Suffice it to say, I was convinced. Now I have “fall evening” hued lamps in fixtures where I want to relax and wind down, and “spring morning” hued lamps in fixtures where I want to feel energized. It’s rather an expensive habit, but thankfully these bulbs don’t need to be purchased often. And slowly but surely, energy-saving bulbs are coming in a wider variety of hues, so it’s beginning to even out.
So yes, I’m a fan of lightbulbs. And for better or worse, Philips has just blown my light-fixated mind. Their new LED kit called “hue” is being touted as your “personal wireless lighting system.” It allow you to use your iDevice to control the LED lamps with an open-source programming platform.
Philips hue on the iPad
You can adjust the color of light, from warm- to cool-white all the way to bright crayon colors. And, naturally, you can set timed events such as a gradual wake-up light in the morning or automatically turning off when you’re away on vacation. You can also set proximity events such as turning on or off as your iDevice gets closer or further away – no more coming home to a dark house or worrying that you left your lights on when you head out for the day. Kits start at $199 for 3 bulbs and a wireless bridge, and additional bulbs are $59 for a 4-pack.
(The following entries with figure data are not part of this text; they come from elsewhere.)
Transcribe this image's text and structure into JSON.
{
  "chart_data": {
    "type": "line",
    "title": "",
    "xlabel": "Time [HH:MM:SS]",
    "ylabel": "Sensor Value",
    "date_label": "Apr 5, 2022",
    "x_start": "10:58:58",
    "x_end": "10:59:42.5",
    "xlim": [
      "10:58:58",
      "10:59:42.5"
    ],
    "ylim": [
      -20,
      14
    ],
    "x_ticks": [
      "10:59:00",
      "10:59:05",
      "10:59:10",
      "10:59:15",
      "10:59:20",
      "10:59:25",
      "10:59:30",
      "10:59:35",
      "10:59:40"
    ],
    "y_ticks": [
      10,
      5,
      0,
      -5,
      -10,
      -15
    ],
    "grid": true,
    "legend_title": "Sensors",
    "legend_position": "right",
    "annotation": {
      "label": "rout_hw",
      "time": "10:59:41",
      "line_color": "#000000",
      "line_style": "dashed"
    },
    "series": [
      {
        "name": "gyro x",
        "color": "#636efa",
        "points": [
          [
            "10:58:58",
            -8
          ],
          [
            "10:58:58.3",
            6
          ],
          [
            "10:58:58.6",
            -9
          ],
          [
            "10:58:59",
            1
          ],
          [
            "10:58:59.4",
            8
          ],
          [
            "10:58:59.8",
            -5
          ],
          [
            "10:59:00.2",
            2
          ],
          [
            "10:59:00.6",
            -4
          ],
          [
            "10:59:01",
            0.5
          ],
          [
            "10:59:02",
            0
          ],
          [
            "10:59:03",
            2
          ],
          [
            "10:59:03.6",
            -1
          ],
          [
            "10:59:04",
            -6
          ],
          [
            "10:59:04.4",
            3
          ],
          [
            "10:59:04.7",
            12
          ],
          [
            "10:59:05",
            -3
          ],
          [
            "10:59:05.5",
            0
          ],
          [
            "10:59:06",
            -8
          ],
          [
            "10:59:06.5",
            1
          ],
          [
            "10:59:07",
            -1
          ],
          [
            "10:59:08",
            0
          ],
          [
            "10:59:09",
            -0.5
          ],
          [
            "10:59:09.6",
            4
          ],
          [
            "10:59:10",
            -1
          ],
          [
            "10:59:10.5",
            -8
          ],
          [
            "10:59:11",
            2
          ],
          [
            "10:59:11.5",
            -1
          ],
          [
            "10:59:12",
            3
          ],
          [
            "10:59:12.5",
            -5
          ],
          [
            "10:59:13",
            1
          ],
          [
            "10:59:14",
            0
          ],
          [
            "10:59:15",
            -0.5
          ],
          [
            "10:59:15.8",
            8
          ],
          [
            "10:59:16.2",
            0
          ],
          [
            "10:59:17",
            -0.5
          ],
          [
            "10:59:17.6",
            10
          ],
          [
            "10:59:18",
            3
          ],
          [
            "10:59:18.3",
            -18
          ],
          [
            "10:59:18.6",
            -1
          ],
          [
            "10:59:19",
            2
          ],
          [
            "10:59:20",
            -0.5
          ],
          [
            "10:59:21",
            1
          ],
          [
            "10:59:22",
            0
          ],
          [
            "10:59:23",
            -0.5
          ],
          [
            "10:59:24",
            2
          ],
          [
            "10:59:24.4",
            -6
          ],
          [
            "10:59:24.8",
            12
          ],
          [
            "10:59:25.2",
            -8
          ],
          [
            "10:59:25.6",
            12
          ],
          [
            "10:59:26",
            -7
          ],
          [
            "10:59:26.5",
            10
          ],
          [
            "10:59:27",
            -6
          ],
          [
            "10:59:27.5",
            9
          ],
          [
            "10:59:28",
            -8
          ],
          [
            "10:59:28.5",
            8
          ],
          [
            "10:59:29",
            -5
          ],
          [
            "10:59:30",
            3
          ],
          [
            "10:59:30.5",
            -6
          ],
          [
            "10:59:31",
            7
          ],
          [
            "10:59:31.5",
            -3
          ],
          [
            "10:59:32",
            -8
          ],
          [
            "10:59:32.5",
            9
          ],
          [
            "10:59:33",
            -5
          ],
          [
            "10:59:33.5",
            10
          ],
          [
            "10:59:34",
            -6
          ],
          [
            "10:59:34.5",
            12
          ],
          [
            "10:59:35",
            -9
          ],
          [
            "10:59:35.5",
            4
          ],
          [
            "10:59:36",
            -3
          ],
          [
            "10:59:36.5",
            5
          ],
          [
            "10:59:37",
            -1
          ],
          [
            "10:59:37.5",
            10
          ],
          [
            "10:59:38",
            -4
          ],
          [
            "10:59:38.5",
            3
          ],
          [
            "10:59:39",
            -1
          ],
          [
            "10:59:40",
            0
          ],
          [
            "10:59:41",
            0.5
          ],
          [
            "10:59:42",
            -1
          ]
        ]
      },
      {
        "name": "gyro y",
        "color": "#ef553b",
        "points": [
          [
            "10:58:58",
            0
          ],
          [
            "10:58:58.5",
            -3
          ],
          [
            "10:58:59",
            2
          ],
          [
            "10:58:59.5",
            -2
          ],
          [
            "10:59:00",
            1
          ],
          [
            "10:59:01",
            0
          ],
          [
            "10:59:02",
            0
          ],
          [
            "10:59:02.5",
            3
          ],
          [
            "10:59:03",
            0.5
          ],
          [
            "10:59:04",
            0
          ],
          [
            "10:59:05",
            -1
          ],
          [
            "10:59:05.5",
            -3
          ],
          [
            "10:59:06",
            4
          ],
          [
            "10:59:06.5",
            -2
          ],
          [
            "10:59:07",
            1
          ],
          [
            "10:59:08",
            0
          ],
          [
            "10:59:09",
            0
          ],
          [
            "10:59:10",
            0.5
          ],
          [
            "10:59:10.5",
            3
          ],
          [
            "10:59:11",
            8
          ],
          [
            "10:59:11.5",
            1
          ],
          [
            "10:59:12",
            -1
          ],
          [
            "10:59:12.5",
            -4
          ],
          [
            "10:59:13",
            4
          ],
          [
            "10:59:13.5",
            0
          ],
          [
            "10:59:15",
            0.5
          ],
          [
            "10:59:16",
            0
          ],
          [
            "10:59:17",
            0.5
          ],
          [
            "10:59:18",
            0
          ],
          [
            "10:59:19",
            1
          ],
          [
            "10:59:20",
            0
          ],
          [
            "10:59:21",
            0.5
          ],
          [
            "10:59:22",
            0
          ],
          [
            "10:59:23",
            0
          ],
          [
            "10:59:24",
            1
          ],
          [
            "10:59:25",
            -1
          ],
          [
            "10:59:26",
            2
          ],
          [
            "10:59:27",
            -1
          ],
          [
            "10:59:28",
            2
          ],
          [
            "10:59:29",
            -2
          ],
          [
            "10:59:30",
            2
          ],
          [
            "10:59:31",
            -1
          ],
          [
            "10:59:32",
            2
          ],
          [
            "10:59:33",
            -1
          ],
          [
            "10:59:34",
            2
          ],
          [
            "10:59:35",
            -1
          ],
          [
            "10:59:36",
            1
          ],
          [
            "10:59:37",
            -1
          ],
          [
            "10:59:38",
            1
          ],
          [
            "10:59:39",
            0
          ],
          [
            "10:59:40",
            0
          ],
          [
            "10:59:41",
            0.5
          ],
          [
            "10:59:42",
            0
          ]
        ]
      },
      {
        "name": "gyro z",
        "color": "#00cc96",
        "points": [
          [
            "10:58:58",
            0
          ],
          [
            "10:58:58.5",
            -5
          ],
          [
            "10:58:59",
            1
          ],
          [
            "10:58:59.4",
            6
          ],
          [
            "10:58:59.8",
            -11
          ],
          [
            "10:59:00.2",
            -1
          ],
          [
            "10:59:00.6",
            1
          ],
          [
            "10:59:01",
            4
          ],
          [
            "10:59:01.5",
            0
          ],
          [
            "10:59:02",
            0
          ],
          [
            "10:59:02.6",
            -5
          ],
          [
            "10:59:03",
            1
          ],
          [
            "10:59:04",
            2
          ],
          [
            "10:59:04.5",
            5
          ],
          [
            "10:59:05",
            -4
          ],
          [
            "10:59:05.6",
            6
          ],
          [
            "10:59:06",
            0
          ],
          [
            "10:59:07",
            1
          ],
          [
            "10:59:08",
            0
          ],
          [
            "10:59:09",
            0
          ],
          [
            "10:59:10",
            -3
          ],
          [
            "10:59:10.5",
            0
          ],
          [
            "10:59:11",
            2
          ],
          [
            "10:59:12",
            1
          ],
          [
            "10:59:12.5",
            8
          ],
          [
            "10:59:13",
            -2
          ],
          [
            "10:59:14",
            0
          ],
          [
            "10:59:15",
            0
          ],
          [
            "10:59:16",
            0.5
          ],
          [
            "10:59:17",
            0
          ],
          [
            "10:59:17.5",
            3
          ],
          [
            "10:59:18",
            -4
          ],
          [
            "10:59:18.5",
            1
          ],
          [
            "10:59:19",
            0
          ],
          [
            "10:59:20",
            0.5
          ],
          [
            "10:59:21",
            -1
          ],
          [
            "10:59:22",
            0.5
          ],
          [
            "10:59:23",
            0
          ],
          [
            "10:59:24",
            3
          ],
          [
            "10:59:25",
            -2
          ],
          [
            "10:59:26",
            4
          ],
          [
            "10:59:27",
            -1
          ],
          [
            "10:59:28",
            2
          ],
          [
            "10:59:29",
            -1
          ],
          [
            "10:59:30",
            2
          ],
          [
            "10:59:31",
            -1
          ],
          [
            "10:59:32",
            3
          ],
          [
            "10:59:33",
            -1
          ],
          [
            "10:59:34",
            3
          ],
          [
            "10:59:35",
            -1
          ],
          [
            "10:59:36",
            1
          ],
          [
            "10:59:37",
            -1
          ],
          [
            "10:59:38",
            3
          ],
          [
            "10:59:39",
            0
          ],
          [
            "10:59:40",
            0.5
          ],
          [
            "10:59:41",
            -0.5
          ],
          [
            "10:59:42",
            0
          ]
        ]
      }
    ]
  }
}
This brings up all sorts of interesting possibilities. You could program it to wake you to bright, cool light in the morning and return to dimmer, warm lighting as you get home from work. Or, say you’re bringing home a special someone and want to keep the mood going without the jarring effects of having to turn on bright lights–set the proximity sensor to prepare the candlelit scene. If you combine it with the Lockitron app and the Nest thermostat to remotely unlock your door and have the heat turned up byt he time you get home, the possibilities become almost sci-fi-worthy. .
With all these programmable devices, you’ve gotta wonder how much more damage a kid like Kevin McCallister (from Home Alone) would have been able to do. Forget dancing mannequins, how about a full-on robot rave while doxxing the burglars?
Think of the new possibilities for this scene!
App-controlled lighting, remote access thermostats, locking and unlocking your door with your phone–is technology just getting better and better, or are we starting to veer into “ridiculous” territory?